Let’s look at our primary text now.
9 Give Aaron and his sons this command: 'These are the regulations for the burnt offering: The burnt offering is to remain on the altar hearth throughout the night, till morning, and the fire must be kept burning on the altar.
12 The fire on the altar must be kept burning; it must not go out. Every morning the priest is to add firewood and arrange the burnt offering on the fire and burn the fat of the fellowship offerings on it.
13. The fire must be kept burning on the altar continuously; it must not go out.
It should be our prayer that this church, other churches in our area, and all churches around this world that stand for Jesus Christ be on fire for God. May it be that we are on fire more than we have ever been before. May it be that when a lost person comes by, they might say, “I don’t know why I’m here. I just felt that something was persuading me to come in here and see what’s going on.” May it be that this church is so on fire that people in this community say, “There are wonderful things happening at that church. Things that can’t be explained. Things that only God can do.”
A pastor received a phone call late one night and he was informed that there was a fire at his church. He quickly got dressed and drove to the church. When he arrived he discovered that the church was engulfed in flames and was a total lost. He stood with other members of the church as the cried, hugged, and prayed.

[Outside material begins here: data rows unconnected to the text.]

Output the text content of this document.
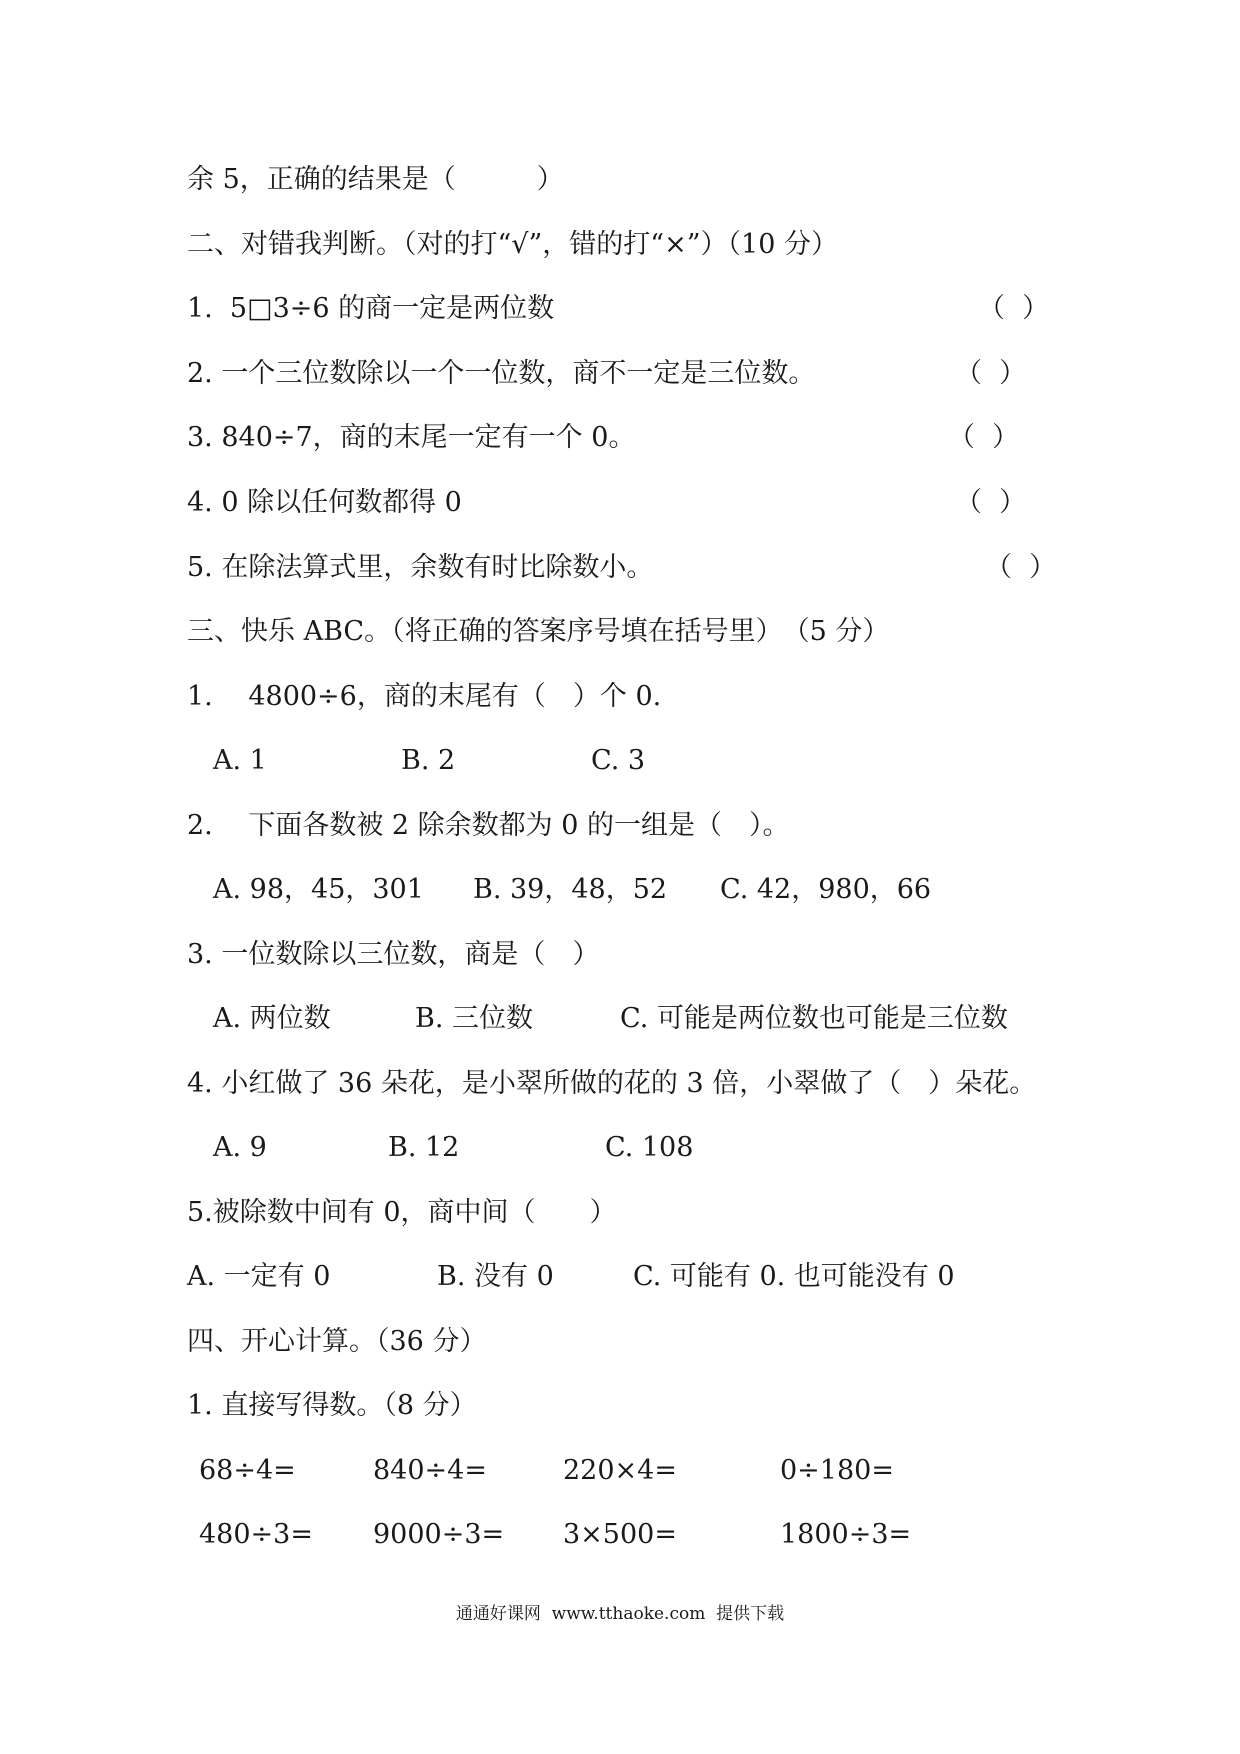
余 5，正确的结果是（　　　）
二、对错我判断。（对的打“√”，错的打“×”）（10 分）
1.  5□3÷6 的商一定是两位数	（  ）
2. 一个三位数除以一个一位数，商不一定是三位数。	（  ）
3. 840÷7，商的末尾一定有一个 0。	（  ）
4. 0 除以任何数都得 0	（  ）
5. 在除法算式里，余数有时比除数小。	（  ）
三、快乐 ABC。（将正确的答案序号填在括号里）　（5 分）
1.　 4800÷6，商的末尾有（　）个 0.
A. 1	B. 2	C. 3
2.　 下面各数被 2 除余数都为 0 的一组是（　）。
A. 98，45，301 B. 39，48，52 C. 42，980，66
3. 一位数除以三位数，商是（　）
A. 两位数	B. 三位数	C. 可能是两位数也可能是三位数
4. 小红做了 36 朵花，是小翠所做的花的 3 倍，小翠做了（　）朵花。
A. 9	B. 12	C. 108
5.被除数中间有 0，商中间（　　）
A. 一定有 0	B. 没有 0	C. 可能有 0. 也可能没有 0
四、开心计算。（36 分）
1. 直接写得数。（8 分）
68÷4=	840÷4=	220×4=	0÷180=
480÷3= 9000÷3= 3×500=	1800÷3=
通通好课网  www.tthaoke.com  提供下载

He glanced around and noticed a certain gentleman standing on the corner observing all that was taking place. This was a man that the pastor had visited many times and had invited to church. However, the man had never stepped one foot in the church building. The pastor was a bit taken aback. He walked over to the gentleman and said, “Well, I never saw you in the church.” The gentleman replied, “Well, the church had never been on fire before.”
Now, this is not the kind of fire we would ever wish for our church. But we should be praying for the fire of the Holy Spirit to consume this place. And that it happen in such a way people will be drawn to this place.
Now, there are some questions we need to ask and try to answer as we consider this fire that is spoken of in Leviticus. First of all, what is this fire?
Secondly, whose responsibility that this fire should not go out?
And, thirdly, how can we see that the fire does not go out?
And lastly, why should we keep the fire burning?
First of all, what is this fire? The Scripture tells us what this fire is. Over and over in the Old Testament we’re reminded of the symbol of fire. The fire first appears as Moses sees a bush burning in the desert but its not being consumed. Moses had often seen bushes burning in the desert but he had never seen one that wasn’t being consumed. So, Moses went over to see that bush and he heard a voice. That voice said, “Take off your shoes, Moses, for the ground on which you’re standing is holy ground.” Moses removed his shoes and began a meeting with the Lord God.
Then, we see Moses leading the people of Israel. The Bible tells us they were lead by a pillar of cloud by day and a pillar of fire by night.
Then we see on top of Mount Sinai the mountain was burning with fire because of the presence of God. And God’s voice came and called for Moses. And Moses went up and received the Ten Commandments that were written by the finger of God.
Later in the Old Testament we see Elijah. He is calling on God to send down his fire. Remember the confrontation of Elijah and the prophets of Baal. In the book of 1 Kings, the 18th chapter, Elijah challenges the prophets of Ba’al to a duel. Both will set up an altar with a bull. Then they will both call on their god to consume the offering with fire.